Around this time, Dr. Makoto Kiguchi, who worked at FFPRI (Forestry and Forest Products Research Institute) (he has since moved to Nihon Univ. as a professor), was interested in my PhD thesis. He welcomed and invited me to the FFPRI in December 2003 where I worked in the wood protection laboratory, and finally had a permanent job. Makoto strongly suggested that I should further improve my skills with the visualization technique, and recommended that I should spend time working with Prof. Phil Evans at UBC in Vancouver. I was grateful for that opportunity, and as I got funding from an OECD fellowship, I stayed at UBC as a visiting fellow for half a year from August to December 2006. Eiko accompanied me during this time.
While my visit to UBC was only for half a year, this event made a significant impact on my life. Even after returning to the FFPRI, I continued the visualization research to figure out the penetration mechanism of preservatives into wood cell walls, and then, I had a strong desire to capture it with nano and atomic level resolution using state-of-the-art electron microscopes.

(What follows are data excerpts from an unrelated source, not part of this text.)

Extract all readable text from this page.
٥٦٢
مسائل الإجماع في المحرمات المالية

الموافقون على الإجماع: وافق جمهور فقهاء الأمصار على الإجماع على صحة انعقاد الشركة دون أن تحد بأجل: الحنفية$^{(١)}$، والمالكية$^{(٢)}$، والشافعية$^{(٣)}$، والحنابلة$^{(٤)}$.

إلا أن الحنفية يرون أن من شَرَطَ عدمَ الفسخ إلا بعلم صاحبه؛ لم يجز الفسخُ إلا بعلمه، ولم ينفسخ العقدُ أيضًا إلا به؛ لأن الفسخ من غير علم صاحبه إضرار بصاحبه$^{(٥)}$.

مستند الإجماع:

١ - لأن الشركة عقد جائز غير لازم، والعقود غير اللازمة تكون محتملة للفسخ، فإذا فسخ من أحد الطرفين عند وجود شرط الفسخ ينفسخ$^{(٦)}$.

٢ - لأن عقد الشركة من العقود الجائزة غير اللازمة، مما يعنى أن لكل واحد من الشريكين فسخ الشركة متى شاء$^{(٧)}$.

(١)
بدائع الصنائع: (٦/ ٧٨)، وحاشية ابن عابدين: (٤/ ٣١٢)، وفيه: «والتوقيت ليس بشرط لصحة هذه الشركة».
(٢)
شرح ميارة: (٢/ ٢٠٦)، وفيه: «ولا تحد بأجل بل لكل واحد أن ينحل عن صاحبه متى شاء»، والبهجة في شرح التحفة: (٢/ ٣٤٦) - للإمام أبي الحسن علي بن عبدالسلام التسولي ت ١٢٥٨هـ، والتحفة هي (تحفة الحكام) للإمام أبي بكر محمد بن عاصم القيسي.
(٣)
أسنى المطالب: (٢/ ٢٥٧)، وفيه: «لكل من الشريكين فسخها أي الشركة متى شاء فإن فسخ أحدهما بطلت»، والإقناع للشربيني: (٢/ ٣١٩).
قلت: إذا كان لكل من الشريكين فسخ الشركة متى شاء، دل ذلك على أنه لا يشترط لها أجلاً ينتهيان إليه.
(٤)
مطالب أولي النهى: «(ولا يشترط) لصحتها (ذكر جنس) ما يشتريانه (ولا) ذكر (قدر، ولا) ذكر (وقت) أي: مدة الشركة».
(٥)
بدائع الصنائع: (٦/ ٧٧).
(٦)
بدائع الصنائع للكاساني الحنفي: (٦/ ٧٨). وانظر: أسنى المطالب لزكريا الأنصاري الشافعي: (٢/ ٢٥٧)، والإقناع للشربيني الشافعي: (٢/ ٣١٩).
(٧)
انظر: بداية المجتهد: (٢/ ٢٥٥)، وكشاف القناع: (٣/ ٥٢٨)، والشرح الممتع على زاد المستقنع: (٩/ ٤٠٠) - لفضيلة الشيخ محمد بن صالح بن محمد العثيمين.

After I got the permanent job at the FFPRI, I started to participate in the IRG, initially at IRG35 (2004) held in Ljubljana, Slovenia. I also participated in IRG38 (2007) at Jackson Lake, Wyoming in USA (I was delayed due to flight delays departing Japan, so Prof. Phil Evans presented on my behalf), IRG39 (2008) held in Istanbul, Turkey, and IRG Americas Regional meeting (2008) held in Playa Flamingo, Costa Rica. After the IRG Americas meeting, I became an IRG member and officially part of the IRG Family, which made me very happy. I also took part in IRG40 (2009) in Beijing, China, IRG41 (2010) in Biarritz, France, IRG42 (2011) in Queenstown, New Zealand, IRG43 (2012) in Kuala Lumpur, Malaysia, IRG44 (2013) in Stockholm, Sweden, and IRG45 (2014) in St. George, Utah, USA. After serving as a section chair for a while, I joined the Scientific Program Committee (SPC) for several years.
I was seconded from the FFPRI to the Forestry Agency, Ministry of Agriculture, Forestry and Fisheries for two years from April 2015 to March 2018. I unfortunately left my research activities during that time. Even after I returned to FFPRI after being seconded, I was engaged in research administration for three years, so I could not carry out research activities like before for almost five years.
However, I have resumed my research activities from around 2019, and thus I was able to participate in IRG meetings again, starting with IRG50 (2019) in Quebec, Canada. I was happy to be able to meet IRG members with my wife and son. I joined the IRG EC in 2020, and I hope to participate in IRG meetings as before -.from now on!